Présentation du projet NOOR

En 2009, à l’Initiative de Sa Majesté Le Roi Mohammed VI, le Maroc a lancé un plan ambitieux, baptisé NOOR, pour le développement de l’énergie solaire au Maroc. Ce plan a 3 objectifs : la sécurité d’approvisionnement, la disponibilité de l’énergie ainsi que la préservation de l’environnement.

Il s’agit de bâtir sur le territoire marocain une capacité de production d’électricité solaire de 2000 MW à horizon 2020. Pour cela, le programme englobe le développement de centrales solaires et d’écosystèmes solaires dans plusieurs régions du Maroc. Cela devrait générer des investissements de plus de neuf milliards de dollars et permettre une économie annuelle des émissions de gaz à effet de serre équivalente à 3,7 millions de tonnes de CO2.

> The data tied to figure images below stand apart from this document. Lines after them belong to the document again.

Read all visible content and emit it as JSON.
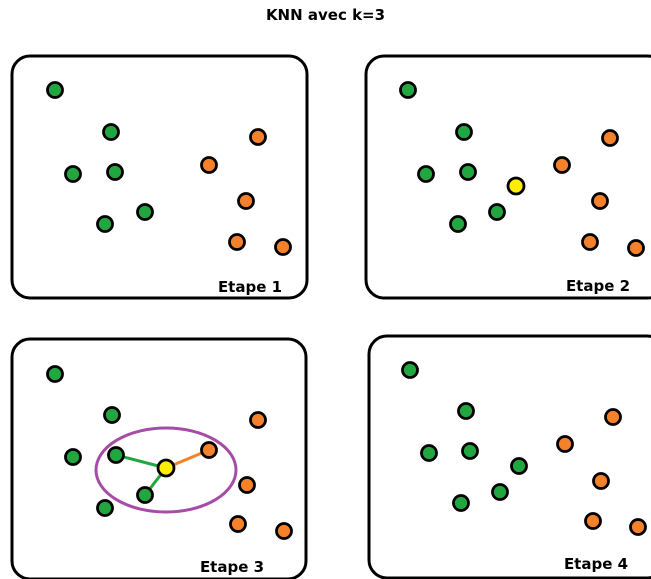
{
  "title": "KNN avec k=3",
  "colors": {
    "class_a": "#22a640",
    "class_b": "#f5822a",
    "query": "#ffee00",
    "ellipse": "#a64ca6",
    "border": "#000000"
  },
  "panels": [
    {
      "label": "Etape 1"
    },
    {
      "label": "Etape 2"
    },
    {
      "label": "Etape 3"
    },
    {
      "label": "Etape 4"
    }
  ]
}
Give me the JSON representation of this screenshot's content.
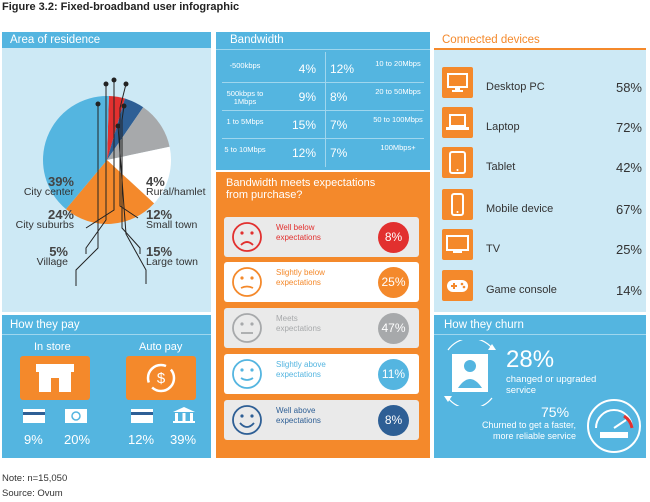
{
  "figure_title": "Figure 3.2: Fixed-broadband user infographic",
  "note": "Note: n=15,050",
  "source": "Source: Ovum",
  "colors": {
    "blue": "#54b5e0",
    "light_blue": "#cde9f5",
    "orange": "#f4892b",
    "dark_blue": "#2e5f95",
    "red": "#e2302f",
    "grey": "#a7a9ab"
  },
  "residence": {
    "header": "Area of residence",
    "items": [
      {
        "pct": "39%",
        "label": "City center"
      },
      {
        "pct": "24%",
        "label": "City suburbs"
      },
      {
        "pct": "5%",
        "label": "Village"
      },
      {
        "pct": "4%",
        "label": "Rural/hamlet"
      },
      {
        "pct": "12%",
        "label": "Small town"
      },
      {
        "pct": "15%",
        "label": "Large town"
      }
    ]
  },
  "chart_data": {
    "type": "pie",
    "title": "Area of residence",
    "categories": [
      "Rural/hamlet",
      "Village",
      "Small town",
      "Large town",
      "City suburbs",
      "City center"
    ],
    "values": [
      4,
      5,
      12,
      15,
      24,
      39
    ],
    "colors": [
      "#e2302f",
      "#2e5f95",
      "#a7a9ab",
      "#ffffff",
      "#f4892b",
      "#54b5e0"
    ]
  },
  "bandwidth": {
    "header": "Bandwidth",
    "rows": [
      {
        "left_label": "-500kbps",
        "left_pct": "4%",
        "right_pct": "12%",
        "right_label": "10 to 20Mbps"
      },
      {
        "left_label": "500kbps to 1Mbps",
        "left_pct": "9%",
        "right_pct": "8%",
        "right_label": "20 to 50Mbps"
      },
      {
        "left_label": "1 to 5Mbps",
        "left_pct": "15%",
        "right_pct": "7%",
        "right_label": "50 to 100Mbps"
      },
      {
        "left_label": "5 to 10Mbps",
        "left_pct": "12%",
        "right_pct": "7%",
        "right_label": "100Mbps+"
      }
    ]
  },
  "expectations": {
    "header_line1": "Bandwidth meets expectations",
    "header_line2": "from purchase?",
    "items": [
      {
        "label_line1": "Well below",
        "label_line2": "expectations",
        "pct": "8%",
        "color": "#e2302f"
      },
      {
        "label_line1": "Slightly below",
        "label_line2": "expectations",
        "pct": "25%",
        "color": "#f4892b"
      },
      {
        "label_line1": "Meets",
        "label_line2": "expectations",
        "pct": "47%",
        "color": "#a7a9ab"
      },
      {
        "label_line1": "Slightly above",
        "label_line2": "expectations",
        "pct": "11%",
        "color": "#54b5e0"
      },
      {
        "label_line1": "Well above",
        "label_line2": "expectations",
        "pct": "8%",
        "color": "#2e5f95"
      }
    ]
  },
  "devices": {
    "header": "Connected devices",
    "items": [
      {
        "label": "Desktop PC",
        "pct": "58%",
        "icon": "desktop-icon"
      },
      {
        "label": "Laptop",
        "pct": "72%",
        "icon": "laptop-icon"
      },
      {
        "label": "Tablet",
        "pct": "42%",
        "icon": "tablet-icon"
      },
      {
        "label": "Mobile device",
        "pct": "67%",
        "icon": "mobile-icon"
      },
      {
        "label": "TV",
        "pct": "25%",
        "icon": "tv-icon"
      },
      {
        "label": "Game console",
        "pct": "14%",
        "icon": "gamepad-icon"
      }
    ]
  },
  "pay": {
    "header": "How they pay",
    "in_store": {
      "label": "In store",
      "card_pct": "9%",
      "cash_pct": "20%"
    },
    "auto_pay": {
      "label": "Auto pay",
      "card_pct": "12%",
      "bank_pct": "39%"
    }
  },
  "churn": {
    "header": "How they churn",
    "big_pct": "28%",
    "big_text_line1": "changed or upgraded",
    "big_text_line2": "service",
    "small_pct": "75%",
    "small_text_line1": "Churned to get a faster,",
    "small_text_line2": "more reliable service"
  }
}
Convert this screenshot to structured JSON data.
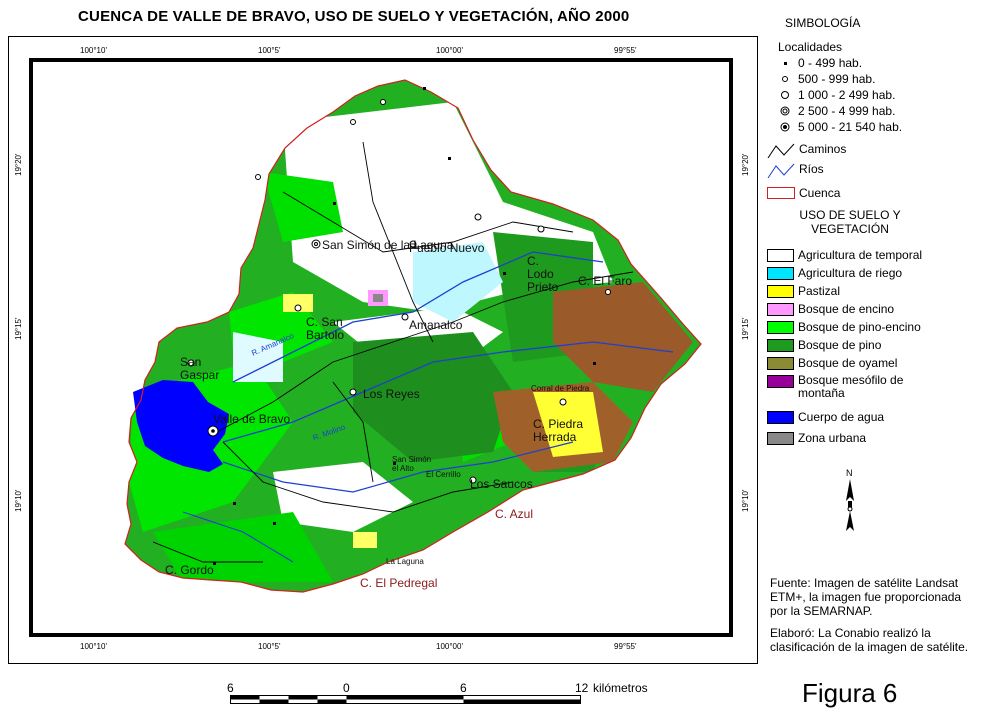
{
  "title": "CUENCA DE VALLE DE BRAVO, USO DE SUELO Y VEGETACIÓN, AÑO 2000",
  "coords": {
    "top": [
      "100°10'",
      "100°5'",
      "100°00'",
      "99°55'"
    ],
    "bottom": [
      "100°10'",
      "100°5'",
      "100°00'",
      "99°55'"
    ],
    "left": [
      "19°20'",
      "19°15'",
      "19°10'"
    ],
    "right": [
      "19°20'",
      "19°15'",
      "19°10'"
    ]
  },
  "places": {
    "san_simon": "San Simón de la Laguna",
    "pueblo_nuevo": "Pueblo Nuevo",
    "c_lodo_prieto": "C. Lodo Prieto",
    "c_el_faro": "C. El Faro",
    "c_san_bartolo": "C. San Bartolo",
    "amanalco": "Amanalco",
    "san_gaspar": "San Gaspar",
    "los_reyes": "Los Reyes",
    "valle_de_bravo": "Valle de Bravo",
    "corral_de_piedra": "Corral de Piedra",
    "c_piedra_herrada": "C. Piedra Herrada",
    "los_saucos": "Los Saucos",
    "el_cerrillo": "El Cerrillo",
    "san_simon_el_alto": "San Simón el Alto",
    "c_azul": "C. Azul",
    "c_gordo": "C. Gordo",
    "c_el_pedregal": "C. El Pedregal",
    "la_laguna": "La Laguna",
    "rio_amanalco": "R. Amanalco",
    "rio_molino": "R. Molino"
  },
  "legend": {
    "simbologia": "SIMBOLOGÍA",
    "localidades_heading": "Localidades",
    "localidades": [
      {
        "label": "0 - 499 hab.",
        "icon": "small-square-icon"
      },
      {
        "label": "500 - 999 hab.",
        "icon": "small-circle-icon"
      },
      {
        "label": "1 000 - 2 499 hab.",
        "icon": "circle-icon"
      },
      {
        "label": "2 500 - 4 999 hab.",
        "icon": "double-circle-icon"
      },
      {
        "label": "5 000 - 21 540 hab.",
        "icon": "dot-circle-icon"
      }
    ],
    "lines": [
      {
        "label": "Caminos",
        "color": "#000000"
      },
      {
        "label": "Ríos",
        "color": "#1f3fd0"
      },
      {
        "label": "Cuenca",
        "color": "#d02020"
      }
    ],
    "uso_heading": "USO DE SUELO Y VEGETACIÓN",
    "uso": [
      {
        "label": "Agricultura de temporal",
        "color": "#ffffff"
      },
      {
        "label": "Agricultura de riego",
        "color": "#00e5ff"
      },
      {
        "label": "Pastizal",
        "color": "#ffff00"
      },
      {
        "label": "Bosque de encino",
        "color": "#ff99ff"
      },
      {
        "label": "Bosque de pino-encino",
        "color": "#00ff00"
      },
      {
        "label": "Bosque de pino",
        "color": "#1e9a1e"
      },
      {
        "label": "Bosque de oyamel",
        "color": "#8b8b36"
      },
      {
        "label": "Bosque mesófilo de montaña",
        "color": "#990099"
      },
      {
        "label": "Cuerpo de agua",
        "color": "#0000ff"
      },
      {
        "label": "Zona urbana",
        "color": "#888888"
      }
    ]
  },
  "north_label": "N",
  "fuente": "Fuente: Imagen de satélite Landsat ETM+, la imagen fue proporcionada por la SEMARNAP.",
  "elaboro": "Elaboró: La Conabio realizó la clasificación de la imagen de satélite.",
  "scale": {
    "labels": [
      "6",
      "0",
      "6",
      "12"
    ],
    "unit": "kilómetros"
  },
  "figure_label": "Figura 6"
}
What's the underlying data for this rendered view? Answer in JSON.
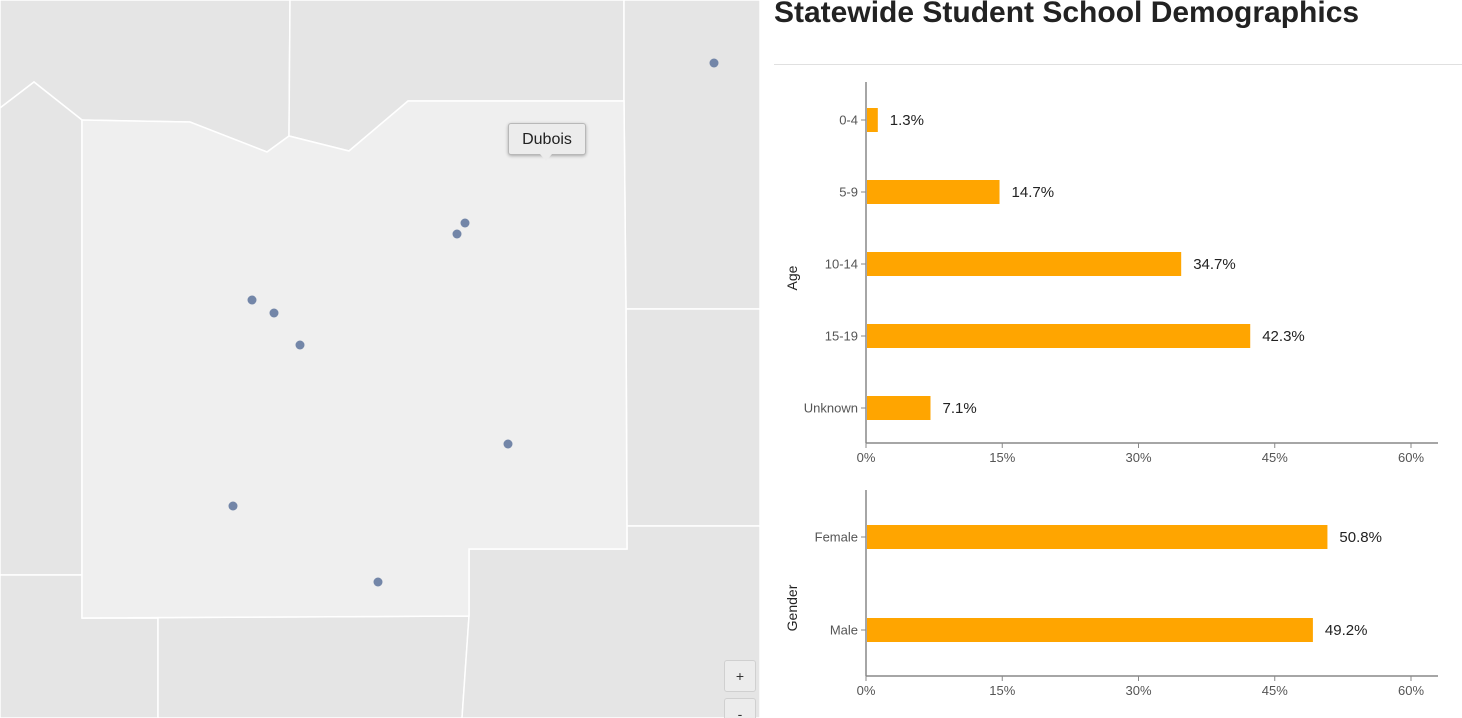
{
  "map": {
    "tooltip": "Dubois",
    "zoom_in_label": "+",
    "zoom_out_label": "-",
    "colors": {
      "county": "#e5e5e5",
      "selected_county": "#efefef",
      "border": "#ffffff",
      "school_dot": "#7386a8"
    },
    "school_count_visible": 10
  },
  "title": "Statewide Student School Demographics",
  "bar_color": "#ffa500",
  "chart_data": [
    {
      "type": "bar",
      "orientation": "horizontal",
      "ylabel": "Age",
      "categories": [
        "0-4",
        "5-9",
        "10-14",
        "15-19",
        "Unknown"
      ],
      "values": [
        1.3,
        14.7,
        34.7,
        42.3,
        7.1
      ],
      "value_labels": [
        "1.3%",
        "14.7%",
        "34.7%",
        "42.3%",
        "7.1%"
      ],
      "xlim": [
        0,
        60
      ],
      "ticks": [
        0,
        15,
        30,
        45,
        60
      ],
      "tick_labels": [
        "0%",
        "15%",
        "30%",
        "45%",
        "60%"
      ]
    },
    {
      "type": "bar",
      "orientation": "horizontal",
      "ylabel": "Gender",
      "categories": [
        "Female",
        "Male"
      ],
      "values": [
        50.8,
        49.2
      ],
      "value_labels": [
        "50.8%",
        "49.2%"
      ],
      "xlim": [
        0,
        60
      ],
      "ticks": [
        0,
        15,
        30,
        45,
        60
      ],
      "tick_labels": [
        "0%",
        "15%",
        "30%",
        "45%",
        "60%"
      ]
    }
  ]
}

Dans le futur, Masen a vocation à conduire la réalisation de programmes similaires, aussi bien au Maroc qu’en dehors du Royaume.
A l’échelle du territoire marocain, les sites de Midelt, Tata, Laayoune, Boujdour ont d’ores et déjà été identifiés et les études actuellement menées par Masen examinent la possibilité de sélectionner d’autres implantations.

NOOR se caractérise par sa dimension multi-technologique : sont associées des centrales à technologie photovoltaïque (dites « PV ») et des centrales dites « CSP ». Ces deux technologies ont des caractéristiques différentes : l’électricité produite en CSP est plus facilement stockable que celle produite en PV, mais la technologie PV est plus répandue et plus accessible que le CSP. Grâce au stockage, le CSP répond davantage aux besoins de consommation après le coucher du soleil, tandis que le PV est adapté à la consommation de jour.